Hace unos días tuve el privilegio de entrevistar a Amin Maalouf y en la charla me hacía notar que la humanidad ha tenido una pausa de poco más de un año para reflexionar sobre su condición y replantearse una trayectoria diferente. Recluidos en nuestras casas y escuchando cómo la muerte acechaba en nuestro entorno, pudimos pensar en lo que significa el tipo de vida que hemos llevado. ¿Cómo organizamos nuestra vida cotidiana, nuestro trabajo, nuestro entretenimiento? La forma en que construimos casas, edificios y recintos universitarios; el modo en que viajamos y consumimos. Y queda claro que, al mismo tiempo que somos una especie capaz de desarrollar vacunas de alta eficiencia en poco tiempo, también somos capaces de destruir el entorno e incluso de propiciar con arrogancia y desparpajo nuestra autodestrucción.

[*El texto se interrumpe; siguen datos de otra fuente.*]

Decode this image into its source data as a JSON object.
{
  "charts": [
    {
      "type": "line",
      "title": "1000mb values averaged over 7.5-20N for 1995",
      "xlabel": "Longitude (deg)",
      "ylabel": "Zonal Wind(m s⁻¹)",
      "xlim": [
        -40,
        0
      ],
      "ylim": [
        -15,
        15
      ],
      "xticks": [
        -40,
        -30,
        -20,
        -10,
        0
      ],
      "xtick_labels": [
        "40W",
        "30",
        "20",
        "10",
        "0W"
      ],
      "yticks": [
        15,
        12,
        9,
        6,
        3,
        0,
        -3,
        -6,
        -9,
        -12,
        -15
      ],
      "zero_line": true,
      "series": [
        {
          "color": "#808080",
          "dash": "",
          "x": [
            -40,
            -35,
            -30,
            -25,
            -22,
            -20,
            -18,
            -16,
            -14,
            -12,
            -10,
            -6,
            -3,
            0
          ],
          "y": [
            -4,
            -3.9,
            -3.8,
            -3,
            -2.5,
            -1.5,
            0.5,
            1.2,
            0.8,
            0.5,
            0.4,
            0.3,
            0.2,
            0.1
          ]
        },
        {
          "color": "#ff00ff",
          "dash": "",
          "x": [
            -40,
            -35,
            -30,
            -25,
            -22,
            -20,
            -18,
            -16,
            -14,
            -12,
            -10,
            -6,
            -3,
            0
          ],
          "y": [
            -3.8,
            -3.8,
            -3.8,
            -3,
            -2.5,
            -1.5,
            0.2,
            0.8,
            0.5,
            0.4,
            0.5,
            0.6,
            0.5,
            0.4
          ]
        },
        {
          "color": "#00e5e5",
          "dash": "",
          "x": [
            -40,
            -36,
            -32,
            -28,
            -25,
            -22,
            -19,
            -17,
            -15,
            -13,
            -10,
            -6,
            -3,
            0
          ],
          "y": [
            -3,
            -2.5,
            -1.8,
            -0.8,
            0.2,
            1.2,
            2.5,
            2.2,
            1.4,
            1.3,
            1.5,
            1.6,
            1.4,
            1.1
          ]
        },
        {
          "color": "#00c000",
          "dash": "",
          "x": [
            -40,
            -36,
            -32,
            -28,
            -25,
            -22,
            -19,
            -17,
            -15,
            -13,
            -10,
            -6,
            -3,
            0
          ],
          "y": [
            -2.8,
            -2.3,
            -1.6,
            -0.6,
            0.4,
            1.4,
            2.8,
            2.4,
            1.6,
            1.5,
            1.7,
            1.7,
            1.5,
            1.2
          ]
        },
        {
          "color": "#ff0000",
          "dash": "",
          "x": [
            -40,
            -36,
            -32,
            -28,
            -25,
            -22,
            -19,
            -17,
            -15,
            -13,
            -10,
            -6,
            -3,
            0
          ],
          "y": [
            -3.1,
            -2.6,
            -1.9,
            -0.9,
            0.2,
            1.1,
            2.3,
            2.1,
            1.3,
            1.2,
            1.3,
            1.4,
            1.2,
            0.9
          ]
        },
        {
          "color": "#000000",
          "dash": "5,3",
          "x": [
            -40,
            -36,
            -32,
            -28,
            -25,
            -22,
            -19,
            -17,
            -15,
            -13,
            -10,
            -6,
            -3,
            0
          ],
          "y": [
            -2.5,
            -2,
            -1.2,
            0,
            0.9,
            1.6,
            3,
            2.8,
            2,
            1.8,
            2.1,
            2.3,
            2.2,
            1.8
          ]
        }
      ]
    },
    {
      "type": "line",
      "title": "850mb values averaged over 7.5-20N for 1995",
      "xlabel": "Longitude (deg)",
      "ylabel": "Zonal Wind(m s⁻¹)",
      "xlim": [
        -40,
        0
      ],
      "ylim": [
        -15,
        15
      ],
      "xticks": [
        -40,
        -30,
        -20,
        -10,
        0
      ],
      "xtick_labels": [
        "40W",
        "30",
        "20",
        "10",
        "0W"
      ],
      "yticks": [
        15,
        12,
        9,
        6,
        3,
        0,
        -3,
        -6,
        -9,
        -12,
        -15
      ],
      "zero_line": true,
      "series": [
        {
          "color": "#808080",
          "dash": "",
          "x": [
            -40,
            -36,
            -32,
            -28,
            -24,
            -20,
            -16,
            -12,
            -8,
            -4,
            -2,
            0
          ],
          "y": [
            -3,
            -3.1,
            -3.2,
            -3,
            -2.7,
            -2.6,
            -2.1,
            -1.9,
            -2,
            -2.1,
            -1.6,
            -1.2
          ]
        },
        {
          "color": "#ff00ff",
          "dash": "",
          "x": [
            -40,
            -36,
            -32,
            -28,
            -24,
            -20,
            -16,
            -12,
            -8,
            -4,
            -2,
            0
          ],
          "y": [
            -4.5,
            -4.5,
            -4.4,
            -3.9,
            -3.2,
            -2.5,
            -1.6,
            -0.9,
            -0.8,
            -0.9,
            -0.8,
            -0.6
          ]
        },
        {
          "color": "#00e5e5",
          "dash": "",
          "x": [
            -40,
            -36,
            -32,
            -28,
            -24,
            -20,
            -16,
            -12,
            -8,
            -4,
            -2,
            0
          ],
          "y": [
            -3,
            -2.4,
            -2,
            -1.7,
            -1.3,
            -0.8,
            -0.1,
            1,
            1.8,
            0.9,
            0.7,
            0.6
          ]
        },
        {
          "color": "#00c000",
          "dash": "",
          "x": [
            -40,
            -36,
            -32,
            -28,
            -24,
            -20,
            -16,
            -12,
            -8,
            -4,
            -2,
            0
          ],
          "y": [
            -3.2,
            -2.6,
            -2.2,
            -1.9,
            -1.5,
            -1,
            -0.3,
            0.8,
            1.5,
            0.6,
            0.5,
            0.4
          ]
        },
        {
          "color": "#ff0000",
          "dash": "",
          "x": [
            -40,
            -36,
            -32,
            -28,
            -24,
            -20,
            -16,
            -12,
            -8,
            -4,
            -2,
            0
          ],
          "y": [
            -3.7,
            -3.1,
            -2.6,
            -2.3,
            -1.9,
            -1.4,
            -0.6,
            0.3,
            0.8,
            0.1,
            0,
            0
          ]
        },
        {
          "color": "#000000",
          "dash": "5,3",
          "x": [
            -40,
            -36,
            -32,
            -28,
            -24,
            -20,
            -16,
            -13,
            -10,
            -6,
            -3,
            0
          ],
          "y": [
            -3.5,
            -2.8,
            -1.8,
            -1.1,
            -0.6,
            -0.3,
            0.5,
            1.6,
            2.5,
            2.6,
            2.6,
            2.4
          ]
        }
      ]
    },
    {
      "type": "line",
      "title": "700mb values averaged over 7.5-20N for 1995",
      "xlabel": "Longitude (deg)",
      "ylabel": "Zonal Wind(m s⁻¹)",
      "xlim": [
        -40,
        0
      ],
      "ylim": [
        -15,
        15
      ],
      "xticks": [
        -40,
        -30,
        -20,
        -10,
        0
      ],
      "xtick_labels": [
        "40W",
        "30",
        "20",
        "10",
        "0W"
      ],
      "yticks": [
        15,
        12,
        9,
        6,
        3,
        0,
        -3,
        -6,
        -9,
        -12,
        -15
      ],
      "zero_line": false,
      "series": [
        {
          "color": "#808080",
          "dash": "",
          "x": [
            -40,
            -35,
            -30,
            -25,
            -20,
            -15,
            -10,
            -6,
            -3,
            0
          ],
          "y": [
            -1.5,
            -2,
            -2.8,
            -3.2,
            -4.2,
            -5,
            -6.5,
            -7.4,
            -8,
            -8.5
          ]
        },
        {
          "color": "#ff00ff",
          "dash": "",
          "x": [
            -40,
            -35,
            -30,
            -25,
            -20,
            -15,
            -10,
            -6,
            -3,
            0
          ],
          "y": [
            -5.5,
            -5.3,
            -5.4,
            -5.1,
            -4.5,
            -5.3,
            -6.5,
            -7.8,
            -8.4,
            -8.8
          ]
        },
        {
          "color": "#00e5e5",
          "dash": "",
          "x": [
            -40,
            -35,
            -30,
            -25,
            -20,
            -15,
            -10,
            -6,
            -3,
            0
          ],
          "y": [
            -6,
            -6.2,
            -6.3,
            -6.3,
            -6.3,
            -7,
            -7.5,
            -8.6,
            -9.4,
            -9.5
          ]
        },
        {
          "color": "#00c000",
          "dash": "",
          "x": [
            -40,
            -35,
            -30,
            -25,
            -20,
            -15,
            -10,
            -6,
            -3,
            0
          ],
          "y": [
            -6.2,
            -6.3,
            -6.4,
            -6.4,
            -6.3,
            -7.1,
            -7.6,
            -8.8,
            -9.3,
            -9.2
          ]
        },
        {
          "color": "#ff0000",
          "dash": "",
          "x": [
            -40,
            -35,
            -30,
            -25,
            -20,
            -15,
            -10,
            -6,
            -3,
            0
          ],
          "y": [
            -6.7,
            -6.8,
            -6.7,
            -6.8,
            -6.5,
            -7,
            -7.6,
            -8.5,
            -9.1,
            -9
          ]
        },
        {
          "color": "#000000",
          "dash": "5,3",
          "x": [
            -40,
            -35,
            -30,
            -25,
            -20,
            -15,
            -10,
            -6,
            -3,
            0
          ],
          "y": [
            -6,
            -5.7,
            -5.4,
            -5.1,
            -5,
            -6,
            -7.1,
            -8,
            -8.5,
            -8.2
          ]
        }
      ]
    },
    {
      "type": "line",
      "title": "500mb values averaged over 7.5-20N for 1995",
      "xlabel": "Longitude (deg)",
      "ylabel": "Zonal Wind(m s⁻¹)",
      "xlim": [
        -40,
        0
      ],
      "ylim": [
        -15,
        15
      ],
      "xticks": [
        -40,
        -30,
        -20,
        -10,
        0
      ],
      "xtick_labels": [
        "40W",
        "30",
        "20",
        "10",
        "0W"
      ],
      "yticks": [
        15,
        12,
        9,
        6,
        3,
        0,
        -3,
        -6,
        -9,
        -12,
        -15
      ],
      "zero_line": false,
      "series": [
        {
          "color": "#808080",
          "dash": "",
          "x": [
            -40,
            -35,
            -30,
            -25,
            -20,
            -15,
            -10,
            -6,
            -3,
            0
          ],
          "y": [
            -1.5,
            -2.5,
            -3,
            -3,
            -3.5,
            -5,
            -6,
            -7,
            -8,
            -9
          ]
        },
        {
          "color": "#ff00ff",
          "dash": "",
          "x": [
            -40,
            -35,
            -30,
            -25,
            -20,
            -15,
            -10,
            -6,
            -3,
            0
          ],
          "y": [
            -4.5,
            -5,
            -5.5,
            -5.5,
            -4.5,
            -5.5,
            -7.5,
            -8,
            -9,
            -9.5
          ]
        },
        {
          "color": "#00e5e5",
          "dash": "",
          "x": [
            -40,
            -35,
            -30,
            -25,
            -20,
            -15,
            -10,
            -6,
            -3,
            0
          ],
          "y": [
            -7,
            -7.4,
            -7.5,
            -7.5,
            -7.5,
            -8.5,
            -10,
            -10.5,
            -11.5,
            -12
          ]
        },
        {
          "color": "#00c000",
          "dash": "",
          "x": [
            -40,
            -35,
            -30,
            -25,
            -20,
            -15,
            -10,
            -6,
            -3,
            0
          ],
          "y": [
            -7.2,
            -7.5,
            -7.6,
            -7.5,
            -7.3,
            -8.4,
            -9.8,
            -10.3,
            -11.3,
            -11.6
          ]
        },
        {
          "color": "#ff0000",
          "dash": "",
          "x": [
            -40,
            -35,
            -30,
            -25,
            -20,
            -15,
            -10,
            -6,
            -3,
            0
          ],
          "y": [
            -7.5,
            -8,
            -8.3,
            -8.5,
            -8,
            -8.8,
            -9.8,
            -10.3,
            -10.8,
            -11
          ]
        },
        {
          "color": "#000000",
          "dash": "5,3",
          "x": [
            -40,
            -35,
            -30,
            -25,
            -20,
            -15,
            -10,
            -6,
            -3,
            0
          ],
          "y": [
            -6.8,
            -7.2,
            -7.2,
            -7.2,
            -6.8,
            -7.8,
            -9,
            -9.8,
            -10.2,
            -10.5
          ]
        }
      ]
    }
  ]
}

Nunca habíamos tenido como especie un momento para mirar en retrospectiva quiénes somos. Somos un triángulo que une la individualidad con la sociedad nacional y la especie en general.  Salvo algunos iluminados y gente movida por un altruismo conmovedor, el resto de los seres humanos continuaremos haciendo las mismas tonterías que hacíamos antes de la pandemia. Seguiremos con nuestras prácticas gregarias de divertirnos en lugares cerrados, que hoy sabemos son altamente insalubres y seguiremos consumiendo a mansalva, pues nuestra insatisfacción es tan constante como nuestro ánimo de sobrevivir.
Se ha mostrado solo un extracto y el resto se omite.